The word of God continued to increase.

When a church is doing what it’s meant for, God’s truth should permeate its people. The disciples in the church should be eating the Bible for breakfast, lunch, and dinner. Not literally – but it should be a constant in their lives. In a healthy church, people have a rhythm of absorbing God’s word. Some will read, some will study, some will listen, some will memorize, but all will receive and be changed by God’s word. In the words of my pastor, Jordan Hansen, they will read it and do what it means.

The number of disciples multiplied greatly in Jerusalem.

In a successful, local church, disciples will be made. The church is not meant to make converts, but is meant to make disciples. Life change, by the way, is a good Litmus test for determining the difference between a convert and a disciple.

Why Jerusalem? Jerusalem was the home base. Mission work is awesome. In fact, I love it so much, my family is committing a couple years to planting a church in Belgium. That being said, disciple-making needs to start at home. Without a strong foundation of believers, mission work would be nearly impossible. In successful churches, the number of disciples being made locally will multiply greatly.

A great many of the priests became obedient to the faith.

This one puzzled me. At first I thought it was a repeat of more disciples being made, but there’s something distinct to this last marker of success.

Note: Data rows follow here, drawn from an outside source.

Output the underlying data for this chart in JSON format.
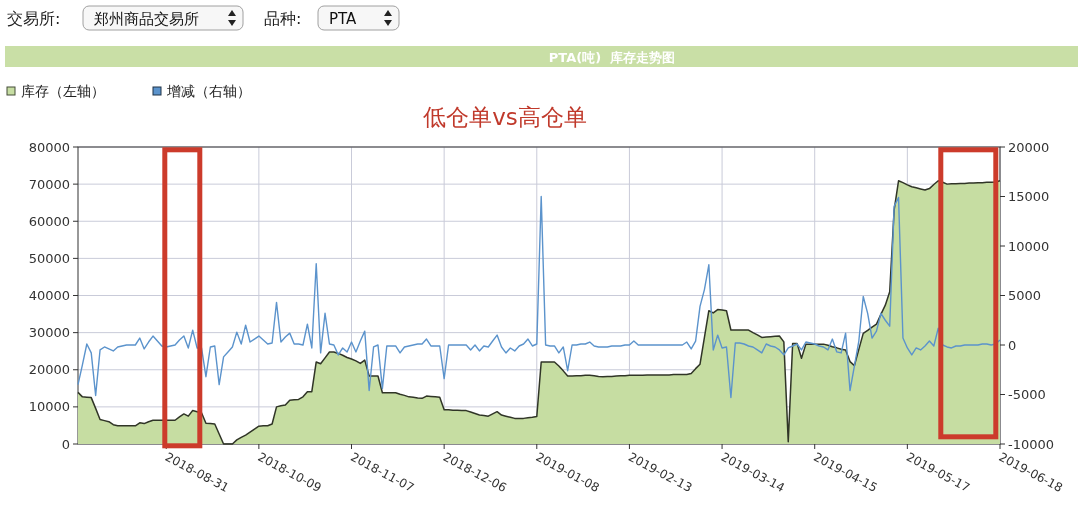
{
  "chart_data": {
    "type": "area",
    "title": "PTA(吨)  库存走势图",
    "subtitle": "低仓单vs高仓单",
    "annotations": [
      "交易所:",
      "郑州商品交易所",
      "品种:",
      "PTA"
    ],
    "categories": [
      null,
      null,
      null,
      null,
      null,
      null,
      null,
      null,
      null,
      null,
      null,
      null,
      null,
      null,
      null,
      null,
      null,
      null,
      null,
      null,
      "2018-08-31",
      null,
      null,
      null,
      null,
      null,
      null,
      null,
      null,
      null,
      null,
      null,
      null,
      null,
      null,
      null,
      null,
      null,
      null,
      null,
      null,
      "2018-10-09",
      null,
      null,
      null,
      null,
      null,
      null,
      null,
      null,
      null,
      null,
      null,
      null,
      null,
      null,
      null,
      null,
      null,
      null,
      null,
      null,
      "2018-11-07",
      null,
      null,
      null,
      null,
      null,
      null,
      null,
      null,
      null,
      null,
      null,
      null,
      null,
      null,
      null,
      null,
      null,
      null,
      null,
      null,
      "2018-12-06",
      null,
      null,
      null,
      null,
      null,
      null,
      null,
      null,
      null,
      null,
      null,
      null,
      null,
      null,
      null,
      null,
      null,
      null,
      null,
      null,
      "2019-01-08",
      null,
      null,
      null,
      null,
      null,
      null,
      null,
      null,
      null,
      null,
      null,
      null,
      null,
      null,
      null,
      null,
      null,
      null,
      null,
      null,
      "2019-02-13",
      null,
      null,
      null,
      null,
      null,
      null,
      null,
      null,
      null,
      null,
      null,
      null,
      null,
      null,
      null,
      null,
      null,
      null,
      null,
      null,
      "2019-03-14",
      null,
      null,
      null,
      null,
      null,
      null,
      null,
      null,
      null,
      null,
      null,
      null,
      null,
      null,
      null,
      null,
      null,
      null,
      null,
      null,
      "2019-04-15",
      null,
      null,
      null,
      null,
      null,
      null,
      null,
      null,
      null,
      null,
      null,
      null,
      null,
      null,
      null,
      null,
      null,
      null,
      null,
      null,
      "2019-05-17",
      null,
      null,
      null,
      null,
      null,
      null,
      null,
      null,
      null,
      null,
      null,
      null,
      null,
      null,
      null,
      null,
      null,
      null,
      null,
      null,
      "2019-06-18"
    ],
    "ylim": [
      0,
      80000
    ],
    "yticks": [
      0,
      10000,
      20000,
      30000,
      40000,
      50000,
      60000,
      70000,
      80000
    ],
    "y2lim": [
      -10000,
      20000
    ],
    "y2ticks": [
      -10000,
      -5000,
      0,
      5000,
      10000,
      15000,
      20000
    ],
    "grid": true,
    "legend": "top left",
    "series": [
      {
        "name": "库存（左轴）",
        "color": "#c6dda2",
        "values": [
          13900,
          12700,
          12600,
          12500,
          9600,
          6600,
          6300,
          6000,
          5200,
          4900,
          4900,
          4900,
          4900,
          4900,
          5700,
          5500,
          6000,
          6400,
          6400,
          6400,
          6400,
          6400,
          6400,
          7300,
          8100,
          7500,
          9000,
          8700,
          8400,
          5600,
          5500,
          5400,
          2700,
          0,
          0,
          0,
          1100,
          1800,
          2400,
          3200,
          4000,
          4800,
          4900,
          4900,
          5400,
          10000,
          10300,
          10500,
          11800,
          11900,
          12000,
          12700,
          14100,
          14100,
          22100,
          21600,
          23200,
          24800,
          24800,
          24400,
          23900,
          23300,
          22900,
          22400,
          21700,
          22600,
          18300,
          18300,
          18300,
          13800,
          13800,
          13800,
          13800,
          13400,
          13100,
          12700,
          12600,
          12400,
          12300,
          12900,
          12800,
          12700,
          12600,
          9200,
          9200,
          9100,
          9100,
          9000,
          9000,
          8600,
          8200,
          7800,
          7700,
          7500,
          8100,
          8700,
          7800,
          7500,
          7200,
          6900,
          6900,
          6900,
          7100,
          7200,
          7400,
          22100,
          22100,
          22100,
          22100,
          21000,
          19700,
          18300,
          18300,
          18400,
          18400,
          18500,
          18500,
          18400,
          18200,
          18100,
          18200,
          18200,
          18300,
          18400,
          18400,
          18500,
          18500,
          18500,
          18500,
          18600,
          18600,
          18600,
          18600,
          18600,
          18600,
          18700,
          18700,
          18700,
          18700,
          19000,
          20300,
          21500,
          28700,
          35900,
          35300,
          36200,
          36100,
          35900,
          30700,
          30700,
          30700,
          30700,
          30700,
          30000,
          29400,
          28700,
          28800,
          28900,
          29000,
          29100,
          27500,
          600,
          27100,
          27100,
          23100,
          26900,
          26900,
          26900,
          26900,
          26900,
          26600,
          26200,
          25900,
          25500,
          25300,
          22200,
          21100,
          25500,
          29800,
          30600,
          31500,
          32300,
          34900,
          37400,
          41000,
          63000,
          70900,
          70400,
          69800,
          69300,
          69000,
          68700,
          68400,
          68800,
          69900,
          70900,
          70500,
          70000,
          70100,
          70100,
          70200,
          70200,
          70300,
          70300,
          70400,
          70400,
          70500,
          70500,
          70600,
          70900
        ]
      },
      {
        "name": "增减（右轴）",
        "type": "line",
        "axis": "y2",
        "color": "#5b93cc",
        "values": [
          -4000,
          -2000,
          100,
          -800,
          -5100,
          -500,
          -200,
          -400,
          -600,
          -200,
          -100,
          0,
          0,
          0,
          700,
          -400,
          300,
          900,
          400,
          -100,
          -200,
          -100,
          0,
          500,
          900,
          -300,
          1500,
          -300,
          -300,
          -3200,
          -200,
          -100,
          -4000,
          -1200,
          -700,
          -200,
          1300,
          100,
          2000,
          300,
          600,
          900,
          500,
          100,
          200,
          4300,
          300,
          800,
          1200,
          100,
          100,
          0,
          2100,
          -300,
          8200,
          -800,
          3200,
          100,
          0,
          -1000,
          -300,
          -700,
          300,
          -700,
          400,
          1400,
          -4600,
          -200,
          0,
          -4400,
          -100,
          -100,
          -100,
          -800,
          -200,
          -100,
          0,
          100,
          100,
          600,
          -100,
          -100,
          -100,
          -3400,
          0,
          0,
          0,
          0,
          0,
          -500,
          0,
          -600,
          -100,
          -200,
          400,
          1000,
          -200,
          -800,
          -300,
          -600,
          -100,
          100,
          600,
          -100,
          100,
          15000,
          0,
          -100,
          -100,
          -800,
          -200,
          -2600,
          0,
          0,
          100,
          100,
          300,
          -100,
          -200,
          -200,
          -200,
          -100,
          -100,
          -100,
          0,
          0,
          400,
          0,
          0,
          0,
          0,
          0,
          0,
          0,
          0,
          0,
          0,
          0,
          300,
          -400,
          400,
          3900,
          5600,
          8100,
          -500,
          1000,
          -300,
          -200,
          -5300,
          200,
          200,
          100,
          -100,
          -200,
          -500,
          -800,
          100,
          -100,
          -200,
          -500,
          -1000,
          -300,
          -100,
          100,
          -500,
          300,
          200,
          100,
          -100,
          -200,
          -500,
          600,
          -700,
          -800,
          1200,
          -4600,
          -2100,
          400,
          4900,
          3200,
          700,
          1400,
          3200,
          2500,
          1900,
          14000,
          14900,
          700,
          -300,
          -1000,
          -300,
          -500,
          -100,
          400,
          -100,
          1700,
          0,
          -200,
          -300,
          -100,
          -100,
          0,
          0,
          0,
          0,
          100,
          100,
          0,
          100,
          500
        ]
      }
    ]
  }
}
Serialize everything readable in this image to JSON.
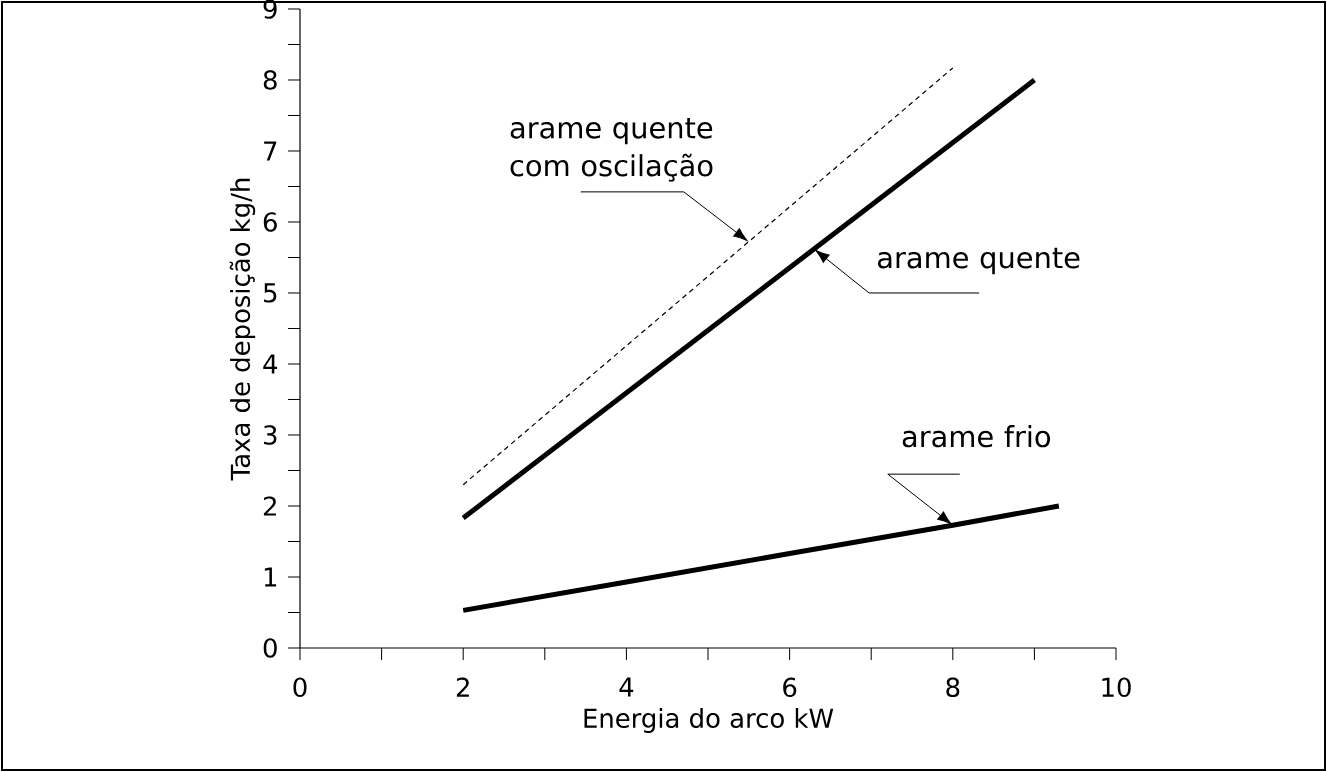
{
  "chart_data": {
    "type": "line",
    "xlabel": "Energia do arco kW",
    "ylabel": "Taxa de deposição kg/h",
    "xlim": [
      0,
      10
    ],
    "ylim": [
      0,
      9
    ],
    "xticks": [
      0,
      {
        "value": 1,
        "label": null
      },
      2,
      {
        "value": 3,
        "label": null
      },
      4,
      {
        "value": 5,
        "label": null
      },
      6,
      {
        "value": 7,
        "label": null
      },
      8,
      {
        "value": 9,
        "label": null
      },
      10
    ],
    "yticks": [
      0,
      {
        "value": 0.5,
        "label": null
      },
      1,
      {
        "value": 1.5,
        "label": null
      },
      2,
      {
        "value": 2.5,
        "label": null
      },
      3,
      {
        "value": 3.5,
        "label": null
      },
      4,
      {
        "value": 4.5,
        "label": null
      },
      5,
      {
        "value": 5.5,
        "label": null
      },
      6,
      {
        "value": 6.5,
        "label": null
      },
      7,
      {
        "value": 7.5,
        "label": null
      },
      8,
      {
        "value": 8.5,
        "label": null
      },
      9
    ],
    "series": [
      {
        "color": "#000000",
        "line_style": "dashed",
        "x": [
          2,
          8
        ],
        "values": [
          2.3,
          8.17
        ]
      },
      {
        "color": "#000000",
        "line_style": "solid",
        "x": [
          2,
          9
        ],
        "values": [
          1.83,
          8.0
        ]
      },
      {
        "color": "#000000",
        "line_style": "solid",
        "x": [
          2,
          4,
          6,
          8,
          9.3
        ],
        "values": [
          0.53,
          0.93,
          1.33,
          1.73,
          2.0
        ]
      }
    ],
    "annotations": [
      {
        "text": "arame quente com oscilação",
        "x": 5.5,
        "y": 5.72
      },
      {
        "text": "arame quente",
        "x": 6.3,
        "y": 5.62
      },
      {
        "text": "arame frio",
        "x": 8,
        "y": 1.73
      }
    ]
  }
}
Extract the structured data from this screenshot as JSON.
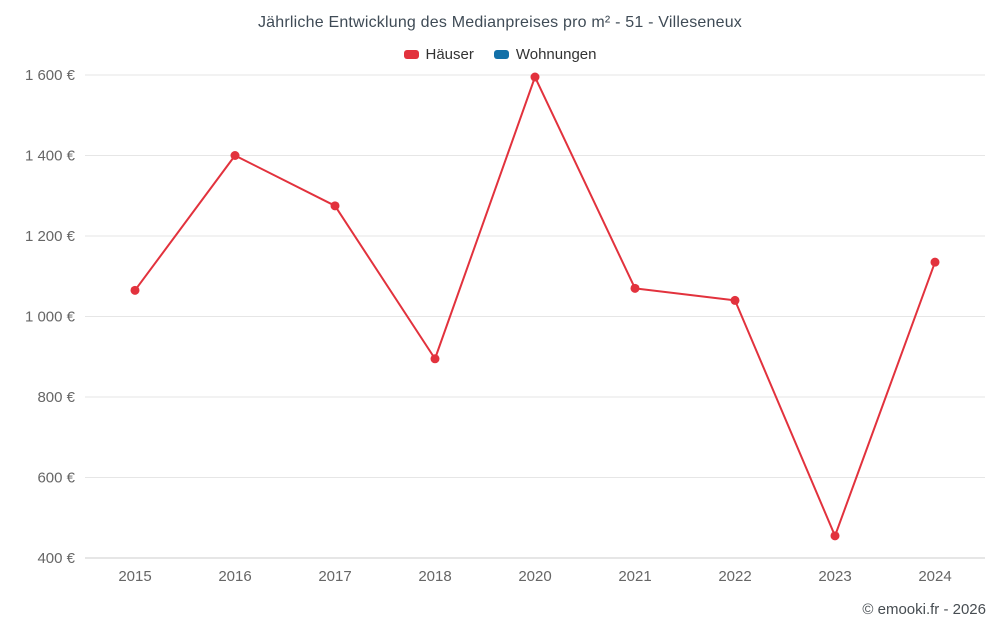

After studying, I would say, here in lies the rub. Who were the priests? If you look at who they were in the New Testament, oftentimes, they were legalistic (more concerned with works, than the heart). In one example, after Jesus healed a leper, he told the man to go show a priest so it would be a testimony to him (Matt. 8:4). These guys were so obedient to works, but did not have any obedience to faith. These were “good” people.

Successful churches will reach people who consider themselves already good or holy enough. Instead of working hard at following rules, they will believe Jesus already gave them His righteousness. Jesus was perfect, so they don’t have to be. They will be free to be in relationship with Him without feeling they need to earn salvation. Legalists and Pharisees will be saved from their religion of self and will be set free by the blood of Jesus. Oftentimes, these types are considered the hardest to reach. It makes sense: how do people who think they’re saved, get saved? I don’t know. But the Holy Spirit does. And in successful churches – this miracle will be facilitated a great number of times.

Wrapping it up.

The Bible has a lot of these type of verses; where you can run with it to find out how to measure success. As far as what makes a church successful, this is not an exhaustive list. I do hope Christians will pray into this measure of success for all churches. Pray the word of God increases, the number of disciples multiplies locally, and the religious are saved.